La réforme du Fonds de cohésion incluse dans le nouveau budget à long terme de l’UE fait craindre une concurrence féroce entre villes, campagnes et régions les plus défavorisées, pour obtenir des financements.
Le budget proposé par l'UE pour la période 2028-2034 risque de transformer la politique de cohésion en une compétition pour l'obtention de financements, puisqu'il s'agit d'une fusion avec d'autres grands domaines de dépenses tels que la Politique agricole commune. La réduction du contrôle local et le manque de soutien aux régions défavorisées suscitent aujourd'hui des inquiétudes.
Depuis des décennies, les fonds de cohésion contribuent à réduire les disparités régionales dans l'Union européenne, en soutenant des projets aussi variés que la construction de routes, la modernisation d'hôpitaux, le chômage, les programmes de formation et les initiatives écologiques.
C'est l'un des outils politiques de l'UE, dont l'impact est facilement mesurable. Le financement de la cohésion a produit des résultats visibles dans la vie quotidienne des citoyens, mais cela est peut-être sur le point de changer.
Cette semaine, la Commission européenne a dévoilé sa proposition de budget à long terme de l'UE - le cadre financier pluriannuel (CFP) pour la période 2028-2034 - qui pourrait remodeler fondamentalement le fonctionnement de la politique de cohésion, tout en marquant potentiellement la fin du système tel qu'il est connu.
Selon la nouvelle proposition, la politique de cohésion serait absorbée dans un mégafonds unique, la combinant avec d'autres domaines de dépenses importants tels que l'agriculture, le développement rural, la migration et le contrôle des frontières.
L'objectif affiché ? La simplification. Mais les critiques se veulent plus prudentes et indiquent que cette approche pourrait déclencher une concurrence intense entre les régions, les secteurs et les groupes d'intérêt.
Mettre l'agriculture, la migration, le contrôle des frontières et la politique de cohésion dans un seul conteneur transformera le tout en "Hunger Games", a déclaré Kata Tüttő, présidente du Comité européen des régions, lors d'un entretien avec Euronews.
Elle a prévenu que la nouvelle structure risquait d'opposer les agriculteurs aux maires, et ceux qui ont besoin d'un soutien agricole à ceux qui cherchent une aide au chômage, par exemple.
Craintes de fragmentation et de perte de priorités
Sur les 2 000 milliards d'euros de budget total proposés, 865 milliards seraient alloués à ce fonds consolidé, qui fusionne des programmes de longue date tels que la politique agricole commune de l'UE, les fonds de cohésion (qui représentent les deux tiers du budget actuel de l'UE) et le Fonds social européen, qui soutient l'emploi et l'éducation.
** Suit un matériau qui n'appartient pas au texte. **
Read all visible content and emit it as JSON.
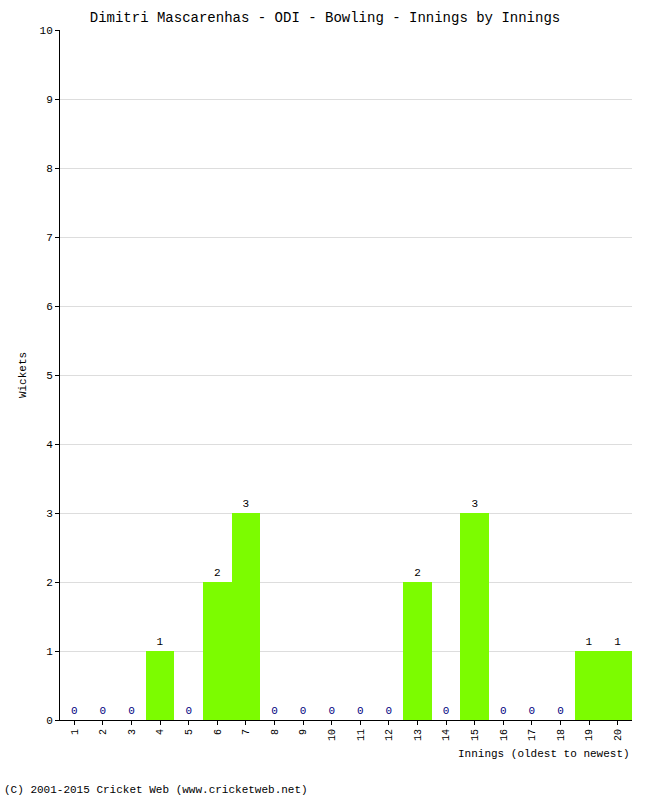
{
  "chart_data": {
    "type": "bar",
    "title": "Dimitri Mascarenhas - ODI - Bowling - Innings by Innings",
    "xlabel": "Innings (oldest to newest)",
    "ylabel": "Wickets",
    "categories": [
      "1",
      "2",
      "3",
      "4",
      "5",
      "6",
      "7",
      "8",
      "9",
      "10",
      "11",
      "12",
      "13",
      "14",
      "15",
      "16",
      "17",
      "18",
      "19",
      "20"
    ],
    "values": [
      0,
      0,
      0,
      1,
      0,
      2,
      3,
      0,
      0,
      0,
      0,
      0,
      2,
      0,
      3,
      0,
      0,
      0,
      1,
      1
    ],
    "color": "#7cfc00",
    "ylim": [
      0,
      10
    ],
    "yticks": [
      0,
      1,
      2,
      3,
      4,
      5,
      6,
      7,
      8,
      9,
      10
    ],
    "grid": true,
    "data_labels": true,
    "annotations": [
      "(C) 2001-2015 Cricket Web (www.cricketweb.net)"
    ]
  }
}
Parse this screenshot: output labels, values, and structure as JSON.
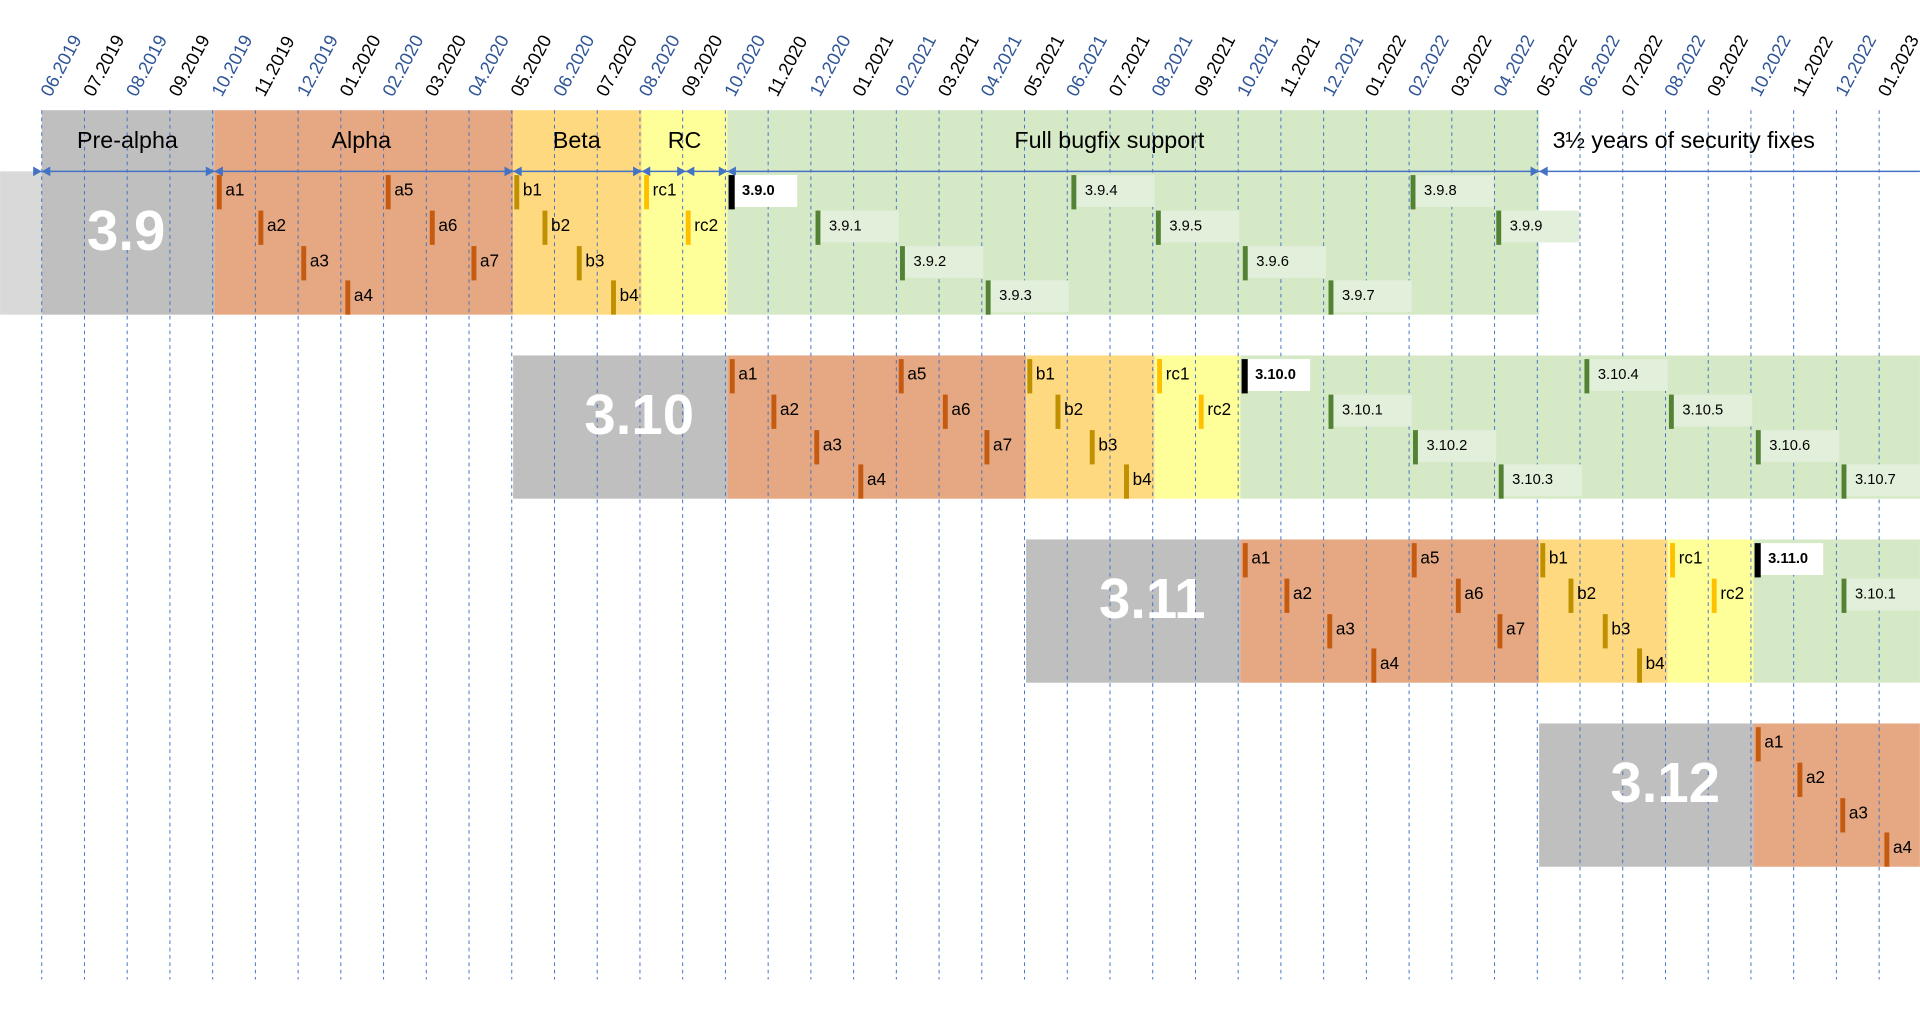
{
  "months": [
    "06.2019",
    "07.2019",
    "08.2019",
    "09.2019",
    "10.2019",
    "11.2019",
    "12.2019",
    "01.2020",
    "02.2020",
    "03.2020",
    "04.2020",
    "05.2020",
    "06.2020",
    "07.2020",
    "08.2020",
    "09.2020",
    "10.2020",
    "11.2020",
    "12.2020",
    "01.2021",
    "02.2021",
    "03.2021",
    "04.2021",
    "05.2021",
    "06.2021",
    "07.2021",
    "08.2021",
    "09.2021",
    "10.2021",
    "11.2021",
    "12.2021",
    "01.2022",
    "02.2022",
    "03.2022",
    "04.2022",
    "05.2022",
    "06.2022",
    "07.2022",
    "08.2022",
    "09.2022",
    "10.2022",
    "11.2022",
    "12.2022",
    "01.2023"
  ],
  "phases": [
    "Pre-alpha",
    "Alpha",
    "Beta",
    "RC",
    "Full bugfix support",
    "3½ years of security fixes"
  ],
  "releases": [
    {
      "version": "3.9",
      "markers": [
        "a1",
        "a2",
        "a3",
        "a4",
        "a5",
        "a6",
        "a7",
        "b1",
        "b2",
        "b3",
        "b4",
        "rc1",
        "rc2",
        "3.9.0",
        "3.9.1",
        "3.9.2",
        "3.9.3",
        "3.9.4",
        "3.9.5",
        "3.9.6",
        "3.9.7",
        "3.9.8",
        "3.9.9"
      ]
    },
    {
      "version": "3.10",
      "markers": [
        "a1",
        "a2",
        "a3",
        "a4",
        "a5",
        "a6",
        "a7",
        "b1",
        "b2",
        "b3",
        "b4",
        "rc1",
        "rc2",
        "3.10.0",
        "3.10.1",
        "3.10.2",
        "3.10.3",
        "3.10.4",
        "3.10.5",
        "3.10.6",
        "3.10.7"
      ]
    },
    {
      "version": "3.11",
      "markers": [
        "a1",
        "a2",
        "a3",
        "a4",
        "a5",
        "a6",
        "a7",
        "b1",
        "b2",
        "b3",
        "b4",
        "rc1",
        "rc2",
        "3.11.0",
        "3.10.1"
      ]
    },
    {
      "version": "3.12",
      "markers": [
        "a1",
        "a2",
        "a3",
        "a4"
      ]
    }
  ]
}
La concurrence entre les différentes lignes du Fonds unique a suscité l'inquiétude des dirigeants régionaux, qui craignent que le financement de la cohésion ne devienne une priorité dans les négociations budgétaires.
Selon la Commission, 450 milliards d'euros du fonds fusionné seraient toujours destinés au développement régional, à la pêche et aux zones rurales.
De plus, la proposition inclut une allocation minimale de 218 milliards d'euros spécifiquement réservée aux régions moins développées, l'un des trois piliers traditionnels du financement de la cohésion - les autres étant les régions en développement et les régions développées.
Si cette allocation minimale constitue une garantie pour les régions les plus défavorisées de l'UE, les autres catégories pourraient voir leur soutien fluctuer, car elles ne sont pas délimitées dans le cadre du nouveau plan.
Centralisation ou engagement local ?
Au-delà de la bataille pour le financement, les critiques ont également exprimé des inquiétudes concernant la gouvernance. Le modèle de mise en œuvre proposé s'éloigne de la tradition de l'UE qui consiste à partager la gestion avec les autorités locales et régionales.
Tüttő y voit un cas évident de centralisation : "Nous serons écartés de la conception, de la gestion et de la création de la politique. Nous deviendrons des exécutants qui se battront pour obtenir de l'argent", a-t-elle déclaré.
De nombreux aspects de la proposition n'étant pas encore clairs, les mois à venir seront décisifs.
Les collectivités locales de toute l'Union européenne demandent à être davantage impliquées dans le processus, voire à repenser la proposition avant que le budget ne soit finalisé.
"Il s'agit d'une proposition de la Commission européenne - ce n'est pas l'étape finale, mais un point de départ", a déclaré Raffaele Fitto, vice-président exécutif chargé de la cohésion, lors de la présentation du budget.
Il a toutefois ajouté que le budget de l'UE avait besoin d'une plus grande flexibilité pour répondre à l'évolution des défis.